Airlines have secured a focus for support via the Airline Insolvency Review - published in 2019 following the Monarch administration - and promises of legislation for a further Special Administration Regime (SAR) that are summarised in a recently published Commons Briefing Paper and report.

The primary purpose of this SAR would be the repatriation of stranded passengers (this would take precedence over duties to creditors).

Other key elements of the proposed SAR are:

  • The appointed special administrator (an insolvency practitioner) would be under a duty to use all available funds until repatriation is concluded;
  • The Secretary of State for Transport would control the identity of the special administrator and be able to prevent alternative insolvency proceedings being commenced in the UK. This is common in existing SARs for other sectors;
  • An enhanced moratorium to prevent creditors taking legal action for a 14-day period at the start of the special administration, including to prevent key suppliers such as aircraft lessors and fuel suppliers from terminating contracts or demanding ransom payments. (According to the report, the key challenge is ensuring this is respected in other jurisdictions which may require the special administrator to pay those overseas creditors threatening action.);
  • Arrangements to ensure funding is available to enable the special administrator to achieve the purpose of the special administration. (For example, arranging payment agreements with staff and suppliers to ensure costs associated with repatriation would be paid as expenses of the administration.); and
  • The Secretary of State would have an express power to provide a grant, loan or indemnity to the special administrators to alleviate concerns over their personal liability.
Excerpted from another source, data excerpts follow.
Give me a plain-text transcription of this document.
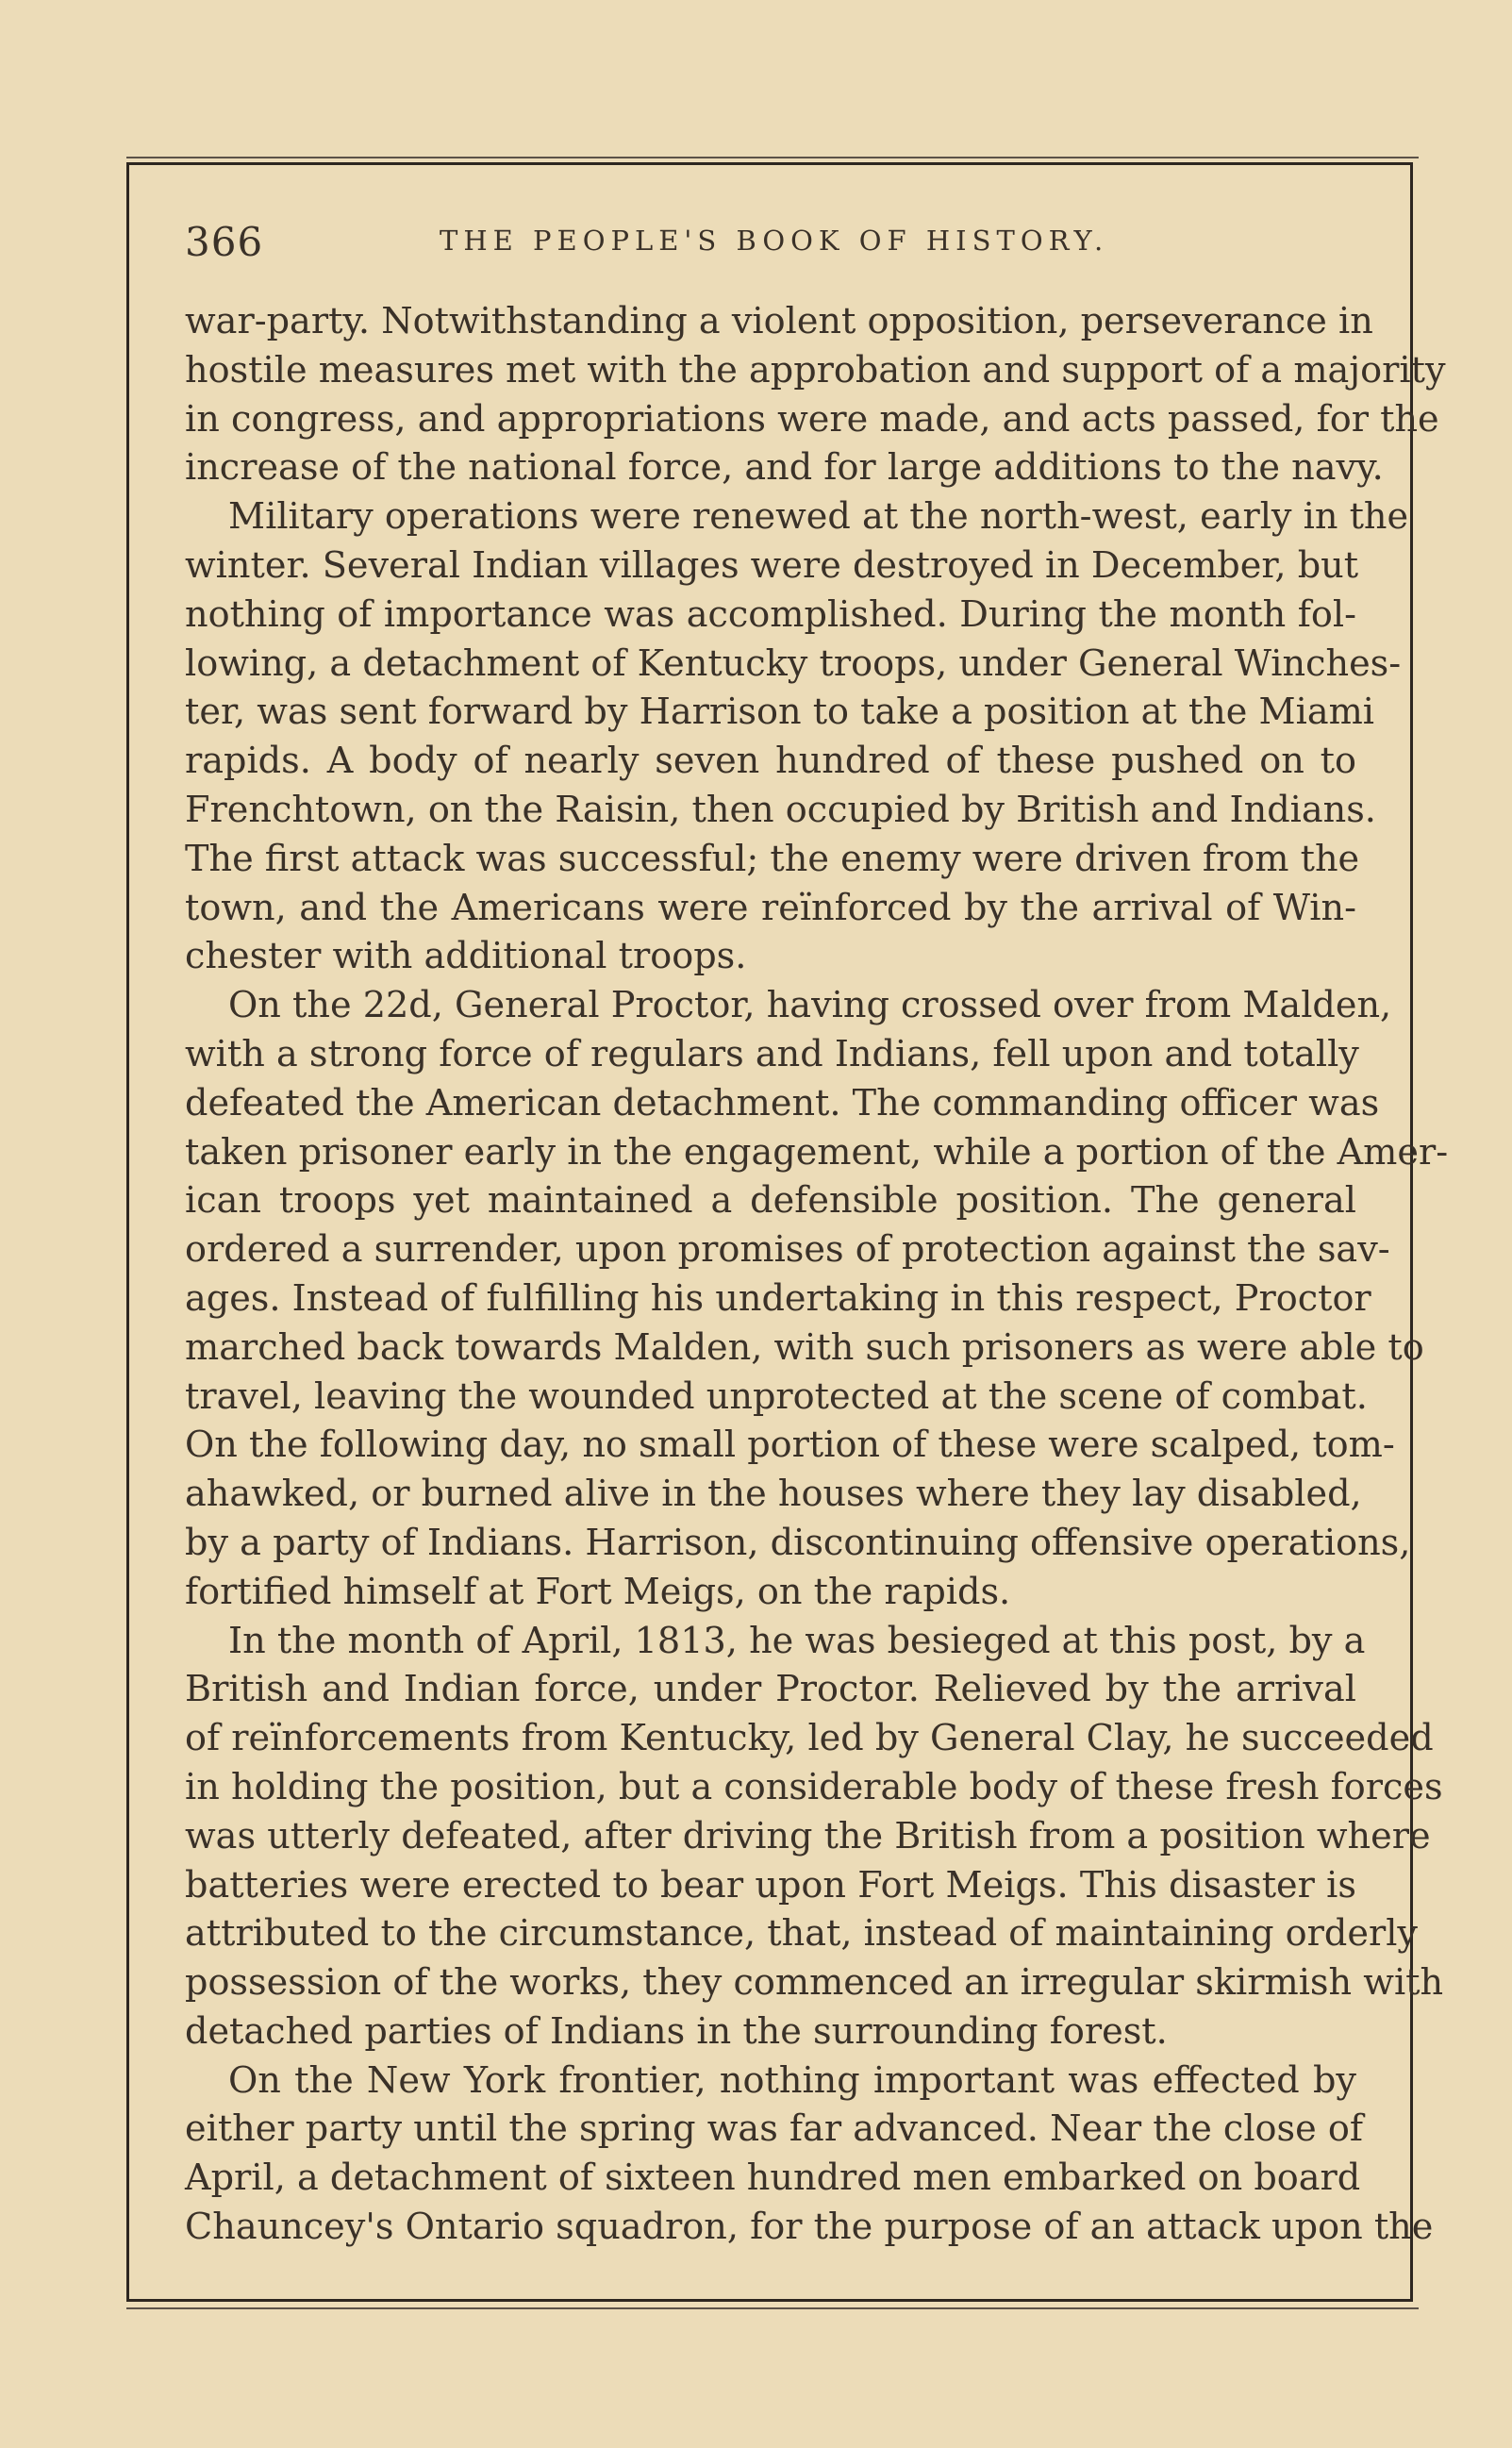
366	THE PEOPLE'S BOOK OF HISTORY.

war-party. Notwithstanding a violent opposition, perseverance in
hostile measures met with the approbation and support of a majority
in congress, and appropriations were made, and acts passed, for the
increase of the national force, and for large additions to the navy.

Military operations were renewed at the north-west, early in the
winter. Several Indian villages were destroyed in December, but
nothing of importance was accomplished. During the month fol-
lowing, a detachment of Kentucky troops, under General Winches-
ter, was sent forward by Harrison to take a position at the Miami
rapids. A body of nearly seven hundred of these pushed on to
Frenchtown, on the Raisin, then occupied by British and Indians.
The first attack was successful; the enemy were driven from the
town, and the Americans were reïnforced by the arrival of Win-
chester with additional troops.

On the 22d, General Proctor, having crossed over from Malden,
with a strong force of regulars and Indians, fell upon and totally
defeated the American detachment. The commanding officer was
taken prisoner early in the engagement, while a portion of the Amer-
ican troops yet maintained a defensible position. The general
ordered a surrender, upon promises of protection against the sav-
ages. Instead of fulfilling his undertaking in this respect, Proctor
marched back towards Malden, with such prisoners as were able to
travel, leaving the wounded unprotected at the scene of combat.
On the following day, no small portion of these were scalped, tom-
ahawked, or burned alive in the houses where they lay disabled,
by a party of Indians. Harrison, discontinuing offensive operations,
fortified himself at Fort Meigs, on the rapids.

In the month of April, 1813, he was besieged at this post, by a
British and Indian force, under Proctor. Relieved by the arrival
of reïnforcements from Kentucky, led by General Clay, he succeeded
in holding the position, but a considerable body of these fresh forces
was utterly defeated, after driving the British from a position where
batteries were erected to bear upon Fort Meigs. This disaster is
attributed to the circumstance, that, instead of maintaining orderly
possession of the works, they commenced an irregular skirmish with
detached parties of Indians in the surrounding forest.

On the New York frontier, nothing important was effected by
either party until the spring was far advanced. Near the close of
April, a detachment of sixteen hundred men embarked on board
Chauncey's Ontario squadron, for the purpose of an attack upon the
That seems likely to form part of a range of financial measures that include airlines providing ring-fenced capital funds to meet repatriation costs, a new ‘Flight Protection Scheme’, to protect passengers if an airline became insolvent while they were abroad to include a levy (less than 50p per passenger) on flying customers.

The proposed legislation has, however, not quite made it to the departure lounge. So, for now, continue to take care when buying your ticket and travel insurance as the principle consumer protections still lie in Air Travel Organiser's Licence (ATOL) bonding, travel insurance and the protection provided to all purchases using credit cards.